Bedreigde plantensoorten kiemen in Het Levend Archief

Het Levend Archief verzamelt zaden van Rode Lijst planten en slaat deze op in een Nationale zadencollectie. Maar hoe weet je of deze zaden straks ook echt een uitstervende soort kunnen redden? Over deze vraag buigt Biologie-stagiair Sjoerd Snip zich.

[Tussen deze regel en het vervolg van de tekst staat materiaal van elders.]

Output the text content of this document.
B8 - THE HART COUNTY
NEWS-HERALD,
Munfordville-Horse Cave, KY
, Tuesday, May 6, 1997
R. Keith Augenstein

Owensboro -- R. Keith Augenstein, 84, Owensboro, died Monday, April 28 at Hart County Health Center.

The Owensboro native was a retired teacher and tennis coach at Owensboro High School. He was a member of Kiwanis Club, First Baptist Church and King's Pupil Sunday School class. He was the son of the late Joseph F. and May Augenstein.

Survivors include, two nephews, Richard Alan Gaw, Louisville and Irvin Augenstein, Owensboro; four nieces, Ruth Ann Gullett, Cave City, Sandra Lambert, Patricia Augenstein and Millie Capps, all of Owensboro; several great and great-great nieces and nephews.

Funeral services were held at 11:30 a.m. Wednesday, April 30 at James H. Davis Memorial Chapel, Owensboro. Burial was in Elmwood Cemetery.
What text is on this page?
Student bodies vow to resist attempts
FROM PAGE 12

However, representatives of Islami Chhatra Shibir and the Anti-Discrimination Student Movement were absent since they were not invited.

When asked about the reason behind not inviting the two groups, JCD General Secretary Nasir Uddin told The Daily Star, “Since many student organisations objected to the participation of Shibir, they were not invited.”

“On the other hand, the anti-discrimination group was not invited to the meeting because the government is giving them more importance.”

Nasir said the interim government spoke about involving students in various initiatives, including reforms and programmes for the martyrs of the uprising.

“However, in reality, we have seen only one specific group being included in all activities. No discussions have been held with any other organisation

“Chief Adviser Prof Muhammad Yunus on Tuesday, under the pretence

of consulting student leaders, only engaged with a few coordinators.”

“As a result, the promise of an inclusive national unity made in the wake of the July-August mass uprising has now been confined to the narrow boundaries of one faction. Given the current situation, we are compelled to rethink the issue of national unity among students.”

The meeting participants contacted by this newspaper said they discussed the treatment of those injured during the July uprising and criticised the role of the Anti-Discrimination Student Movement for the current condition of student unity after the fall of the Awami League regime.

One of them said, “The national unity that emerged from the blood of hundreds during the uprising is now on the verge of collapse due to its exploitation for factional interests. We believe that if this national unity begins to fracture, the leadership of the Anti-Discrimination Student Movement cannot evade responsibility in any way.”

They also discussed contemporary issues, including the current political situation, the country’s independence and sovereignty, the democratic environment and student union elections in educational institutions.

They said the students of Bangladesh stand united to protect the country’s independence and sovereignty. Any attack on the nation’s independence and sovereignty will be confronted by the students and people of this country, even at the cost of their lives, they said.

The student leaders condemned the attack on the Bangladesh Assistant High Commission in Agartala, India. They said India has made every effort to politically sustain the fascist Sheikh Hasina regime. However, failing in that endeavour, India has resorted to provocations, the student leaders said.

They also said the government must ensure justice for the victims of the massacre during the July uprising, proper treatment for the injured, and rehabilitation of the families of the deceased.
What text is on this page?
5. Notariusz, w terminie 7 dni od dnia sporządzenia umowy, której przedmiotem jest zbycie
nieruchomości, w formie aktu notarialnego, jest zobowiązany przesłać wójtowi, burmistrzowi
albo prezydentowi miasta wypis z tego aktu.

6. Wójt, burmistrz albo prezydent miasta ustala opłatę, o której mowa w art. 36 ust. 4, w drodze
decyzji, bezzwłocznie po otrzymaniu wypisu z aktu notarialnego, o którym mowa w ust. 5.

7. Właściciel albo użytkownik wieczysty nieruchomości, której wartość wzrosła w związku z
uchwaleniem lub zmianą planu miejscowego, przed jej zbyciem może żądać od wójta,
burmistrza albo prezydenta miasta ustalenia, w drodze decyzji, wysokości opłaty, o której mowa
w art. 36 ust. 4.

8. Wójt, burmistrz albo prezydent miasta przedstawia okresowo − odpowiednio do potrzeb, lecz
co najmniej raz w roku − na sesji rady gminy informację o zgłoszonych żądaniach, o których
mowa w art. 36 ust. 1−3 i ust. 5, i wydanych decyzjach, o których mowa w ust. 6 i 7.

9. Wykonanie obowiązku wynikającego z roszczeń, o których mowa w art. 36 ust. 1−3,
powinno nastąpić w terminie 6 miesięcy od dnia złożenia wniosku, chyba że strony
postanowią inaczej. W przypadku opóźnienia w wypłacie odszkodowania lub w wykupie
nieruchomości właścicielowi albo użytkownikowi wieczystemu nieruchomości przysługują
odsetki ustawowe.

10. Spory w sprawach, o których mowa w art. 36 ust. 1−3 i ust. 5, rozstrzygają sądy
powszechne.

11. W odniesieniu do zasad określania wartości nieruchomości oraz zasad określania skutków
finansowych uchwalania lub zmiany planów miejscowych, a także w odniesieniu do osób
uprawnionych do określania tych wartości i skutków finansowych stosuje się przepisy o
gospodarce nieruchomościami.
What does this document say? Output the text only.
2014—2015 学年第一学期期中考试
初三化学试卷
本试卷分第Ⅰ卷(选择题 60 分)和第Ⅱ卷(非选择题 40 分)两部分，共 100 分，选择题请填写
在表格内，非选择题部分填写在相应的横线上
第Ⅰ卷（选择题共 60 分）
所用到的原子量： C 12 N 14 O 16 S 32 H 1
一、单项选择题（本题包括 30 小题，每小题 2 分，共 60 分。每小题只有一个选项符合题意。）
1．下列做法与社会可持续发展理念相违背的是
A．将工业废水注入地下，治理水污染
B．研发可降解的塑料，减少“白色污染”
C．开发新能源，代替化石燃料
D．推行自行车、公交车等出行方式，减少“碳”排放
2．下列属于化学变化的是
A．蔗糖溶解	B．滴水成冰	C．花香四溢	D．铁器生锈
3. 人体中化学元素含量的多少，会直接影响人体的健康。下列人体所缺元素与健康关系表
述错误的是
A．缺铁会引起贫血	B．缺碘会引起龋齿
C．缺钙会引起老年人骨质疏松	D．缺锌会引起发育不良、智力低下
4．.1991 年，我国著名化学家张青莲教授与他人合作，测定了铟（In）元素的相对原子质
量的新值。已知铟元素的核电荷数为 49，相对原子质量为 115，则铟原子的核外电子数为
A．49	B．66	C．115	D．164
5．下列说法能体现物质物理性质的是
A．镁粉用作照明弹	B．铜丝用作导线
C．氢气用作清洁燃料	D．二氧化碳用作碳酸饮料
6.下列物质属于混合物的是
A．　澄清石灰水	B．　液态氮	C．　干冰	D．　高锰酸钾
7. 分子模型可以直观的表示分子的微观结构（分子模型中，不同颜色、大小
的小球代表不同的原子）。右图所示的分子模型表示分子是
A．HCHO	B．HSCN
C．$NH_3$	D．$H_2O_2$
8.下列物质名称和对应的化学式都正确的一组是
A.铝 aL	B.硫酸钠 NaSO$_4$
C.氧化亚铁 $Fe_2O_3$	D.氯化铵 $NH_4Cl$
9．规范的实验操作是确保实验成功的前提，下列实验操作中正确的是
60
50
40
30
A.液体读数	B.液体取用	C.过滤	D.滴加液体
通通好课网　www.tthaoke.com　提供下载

In het kader van zijn masters opleiding ‘Conservation and Restoration Ecology’ aan de Radboud Universiteit in Nijmegen onderzoekt Sjoerd de kiemprocessen van bedreigde plantensoorten in de zadenbank. Hij probeert zaden op te kweken van honderd verschillende soorten en analyseert de successen en mislukkingen. Welke zaden ontkiemen goed, welke niet? En waarom?

Kiemproeven

In een paar maanden tijd heeft hij maar liefst 200 kiemproeven gedaan. Van de zeldzaamste soorten is vaak niet bekend onder welke omstandigheden ze kiemen, wat zijn onderzoek bemoeilijkt. In die gevallen baseert Sjoerd zijn aanpak op vergelijkbare soorten binnen hetzelfde geslacht, in de hoop dat de kieming op dezelfde manier verloopt. Kan hij hier geen informatie over vinden, dan blijft de verzorging een kwestie van aftasten: “Ik geef ze dan allemaal evenveel water en licht. Zo ontdek ik vanzelf wat werkt en wat niet.”

Accessies

Zijn de meeste zaden inmiddels ontkiemd? “Een groot deel wel, maar sommige zijn helaas mislukt,” zegt Sjoerd, die aangeeft dat verschillende factoren hierbij meespelen. “Er kan van alles aan de hand zijn, bijvoorbeeld schimmel, leeftijd, inteelt, te late oogst of scarificatie die niet aanslaat.” De ene batch zaden (ook wel accessie: verzamelmoment van een bepaalde soort op een specifieke locatie) kan prima ontspruiten, terwijl de andere mislukt. “Van Welriekende agrimonie heb ik 15 zaden gebruikt en is er maar één ontkiemd. Van Parnassia heb ik een accessie waarvan bijna alle zaden zijn ontkiemd, terwijl de andere accessie helemaal niks heeft gedaan,” licht Sjoerd toe. Zaad verzamelen betekent dus niet automatisch dat een soort is gered. Je hebt meerdere accessies nodig, benadrukt hij. Ook kan het verstandig zijn om verschillende kweekmethodes te proberen.

Data verzamelen

Zijn onderzoek richt zich specifiek op de invloed van leeftijd en populatiegrootte op ontkieming. Hij vermoedt dat grotere populaties betere kiemkracht hebben en dat jonger zaad beter aanslaat dan oud zaad, maar weet nog niet of zijn waarnemingen puur anekdotisch blijven of toch statistisch significant kunnen worden. Naast zijn eigen onderzoeksdata verzamelt hij meer belangrijke informatie voor het Levend Archief. Zo legt hij een unieke beeldbank aan van de kiemfase van zeldzame soorten: “Iedereen weet wel hoe het kiemplantje van een Zonnebloem eruitziet, maar van een Berggamander weten niet zoveel mensen dat,” legt hij uit.

Genieten

Hoewel Sjoerd de stage in het begin soms pittig vond, geniet hij er nu zichtbaar van: “Ik vind het bijzonder dat ik zaden en planten van bijna uitgestorven soorten in mijn handen heb, die in gebieden groeien waar je normaal niet mag komen. En dat ik die mag opkweken en met het blote oog zie, is echt fantastisch. Zadenbanken zoals Spitsbergen zijn alleen gericht op eetbare gewassen, maar ik wil graag bevindingen doen waardoor wilde planten beter beschermd, verzorgd of versterkt worden.”

Natuurdrama

Het Levend Archief heeft subsidie van de Postcodeloterij ontvangen om over vier jaar 80% van de Rode Lijst soorten te waarborgen. Sjoerd: “Maar we op dit moment nog veel bronpopulaties. We zullen veel meer moeten verzamelen om de genetische diversiteit echt stevig te houden. Het gaat gewoon niet goed met de natuur in Nederland en het Levend Archief is een hele goede back-up om het natuurdrama een beetje te voorkomen.”